Some great bands were created among high school friends who went to school together, groups such as Los Lobos (Garfield High), Toto (Grant High), The Platters (Jefferson High), The Whispers (Jordan), Black-Eyed Peas (Palisades), The Doors (University High), The Turtles (Westchester) and Guns & Roses and Red Hot Chili Peppers (Fairfax High).

“We had great fun in compiling this,” said Bob Collins, a retired LAUSD chief instructional officer, who worked with his wife Sandy Collins, a retired Columbus Middle School principal, and Grant Francis, who taught at Venice High School for 33 years. “This was a labor of love by everyone involved.”

They spent at least 1,000 hours of research and writing mini-profiles of alum from the 51 LAUSD high schools. They were helped by librarians, principals, students, district staff, school alumni associations, genealogical sites and hall of fame organizations.

They had an initial list of more than 10,000 names, but narrowed the field to 1,226 distinguished names. “Just because you played pro football didn’t get you on the list; you had to have a definable impact on the community, nation or state,” Bob Collins said. “We had thousands who are movie stars, but you had to have some significance.” And so, they found dozens of Academy Award, Emmy and Grammy winners, as well as scores of medal-winning Olympians and Hall-of-Fame athletes.

Even though they just finished their 359-page spiral-bound “Alumni History and Hall of Fame Project,” they know it’s not complete. “We already have people coming up to us saying, ‘You don’t have so-and-so,’” said Collins. “We know there will be a second edition we hope to complete by September.”

Francis suggested to the school board that “you bring back a paid archivist who worked part time at the district.”

Superintendent Michelle King recalled that her predecessor Ramon Cortines gave his thumbs-up to the project and the Collinses “did some incredible work to highlight the great folks who have come through LA Unified and have gone on to contribute significantly in the state and country.”

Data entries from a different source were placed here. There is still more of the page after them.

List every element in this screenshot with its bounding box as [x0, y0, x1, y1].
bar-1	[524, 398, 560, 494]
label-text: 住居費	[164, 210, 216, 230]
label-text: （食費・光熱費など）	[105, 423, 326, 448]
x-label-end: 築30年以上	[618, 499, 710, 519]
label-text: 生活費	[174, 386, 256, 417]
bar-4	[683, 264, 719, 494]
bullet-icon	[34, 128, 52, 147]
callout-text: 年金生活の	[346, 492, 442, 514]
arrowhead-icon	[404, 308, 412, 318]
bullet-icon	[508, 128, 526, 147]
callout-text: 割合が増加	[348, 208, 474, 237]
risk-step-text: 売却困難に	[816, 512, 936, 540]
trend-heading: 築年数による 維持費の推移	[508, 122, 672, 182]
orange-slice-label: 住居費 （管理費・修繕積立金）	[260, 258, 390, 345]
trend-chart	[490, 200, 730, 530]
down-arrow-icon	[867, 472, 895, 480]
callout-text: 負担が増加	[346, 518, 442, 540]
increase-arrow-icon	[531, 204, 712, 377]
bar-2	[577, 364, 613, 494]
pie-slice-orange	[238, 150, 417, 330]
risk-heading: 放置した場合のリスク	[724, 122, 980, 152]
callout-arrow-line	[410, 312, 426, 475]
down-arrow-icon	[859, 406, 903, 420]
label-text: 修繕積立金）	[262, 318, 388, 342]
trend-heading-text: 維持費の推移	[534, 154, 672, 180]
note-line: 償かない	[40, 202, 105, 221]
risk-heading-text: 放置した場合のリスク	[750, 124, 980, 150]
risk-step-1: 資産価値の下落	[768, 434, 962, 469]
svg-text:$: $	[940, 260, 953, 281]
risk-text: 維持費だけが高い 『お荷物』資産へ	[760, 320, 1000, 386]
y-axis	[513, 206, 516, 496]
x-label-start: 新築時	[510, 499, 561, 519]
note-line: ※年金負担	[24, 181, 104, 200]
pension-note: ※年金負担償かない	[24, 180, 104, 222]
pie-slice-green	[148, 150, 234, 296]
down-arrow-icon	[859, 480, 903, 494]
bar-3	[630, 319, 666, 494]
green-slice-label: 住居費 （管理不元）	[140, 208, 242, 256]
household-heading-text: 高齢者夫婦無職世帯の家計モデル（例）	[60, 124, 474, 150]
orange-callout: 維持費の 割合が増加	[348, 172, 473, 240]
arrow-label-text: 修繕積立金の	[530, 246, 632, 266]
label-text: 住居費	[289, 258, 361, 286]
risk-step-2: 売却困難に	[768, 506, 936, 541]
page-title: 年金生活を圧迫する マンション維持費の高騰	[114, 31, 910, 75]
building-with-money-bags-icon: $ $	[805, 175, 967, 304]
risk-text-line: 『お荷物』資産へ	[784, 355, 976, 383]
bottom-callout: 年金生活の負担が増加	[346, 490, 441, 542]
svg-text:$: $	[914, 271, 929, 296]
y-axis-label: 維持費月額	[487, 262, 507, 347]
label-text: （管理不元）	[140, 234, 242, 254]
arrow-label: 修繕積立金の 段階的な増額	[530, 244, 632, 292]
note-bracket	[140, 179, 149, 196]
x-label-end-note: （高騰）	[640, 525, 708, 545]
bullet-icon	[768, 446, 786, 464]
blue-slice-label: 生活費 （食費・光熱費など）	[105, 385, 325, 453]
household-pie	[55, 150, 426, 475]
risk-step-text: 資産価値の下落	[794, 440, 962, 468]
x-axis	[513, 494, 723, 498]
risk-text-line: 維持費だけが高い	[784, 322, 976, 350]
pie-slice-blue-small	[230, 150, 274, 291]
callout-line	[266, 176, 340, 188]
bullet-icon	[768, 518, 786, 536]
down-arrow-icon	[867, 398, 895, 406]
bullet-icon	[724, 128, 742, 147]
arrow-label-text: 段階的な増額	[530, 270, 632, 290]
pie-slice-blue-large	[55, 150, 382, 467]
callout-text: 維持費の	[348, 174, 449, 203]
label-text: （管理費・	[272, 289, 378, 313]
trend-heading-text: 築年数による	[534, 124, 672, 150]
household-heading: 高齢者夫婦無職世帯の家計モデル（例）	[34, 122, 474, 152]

One of the interesting sidelights the research team discovered is the number of teachers who have inspired and trained famous people. Collins mentioned a teacher in the 1930s who taught iconic photographers, and anothre at Manual Arts High who taught Jackson Pollock and other notable artists. A Chatsworth High drama teacher helped launch the careers of two-time Academy Award winner Kevin Spacey as well as Val Kilmer, Stephanie Kramer and Mare Winningham. Director J.J. Abrams recently talked about his teacher at Palisades being an inspiration for a new character in “Star Wars: The Force Awakens.”

“We hope to add teachers as well to this list, and show how they had a powerful influence on their students,” Collins said.

Some people on the list went had won notoriety for reasons beyond their fame.

Actress Sharon Tate who was murdered by the Charles Manson Family went to Hollywood High. Ritchie Vallens, who died in a plane crash, went to San Fernando High. Oliver Goodall, one of the Tuskegee Airmen who was arrested for protesting the U.S. Army’s segregationist practices, went to Washington High. Music impressario Phil Spector went to Fairfax High and later was convicted of murdering an actress. Journalist Daniel Pearl was beheaded by al-Qaeda while investigating a story and Donald Sterling, who went to Roosevelt High, made racist comments and lost the ownership of the Los Angeles Clippers because of it.

Collins plans to focus on the positive role models, such as Rosemary LaPlanche from Marshall High, who won Miss America in 1941 the same year she gradated, or Grammy-winning conductor Michael Thomas who discovered his love of music at Walter Reed Middle School before graduating from North Hollywood High. There’s Don Perry who went to Venice High and set a world record for climbing a vertical rope in 2.8 seconds, and the Smothers Brothers, Tom and Dick, who went to Verdugo Hills High.

The district is now trying to determine what to do with the information and how to make the list available to the public.

Collins said he hopes that this will spark a continuing oral history project or create documentaries that could air on KLCS, the district PBS station. He also said the project could incorporate English, journalism or history students to continue the work.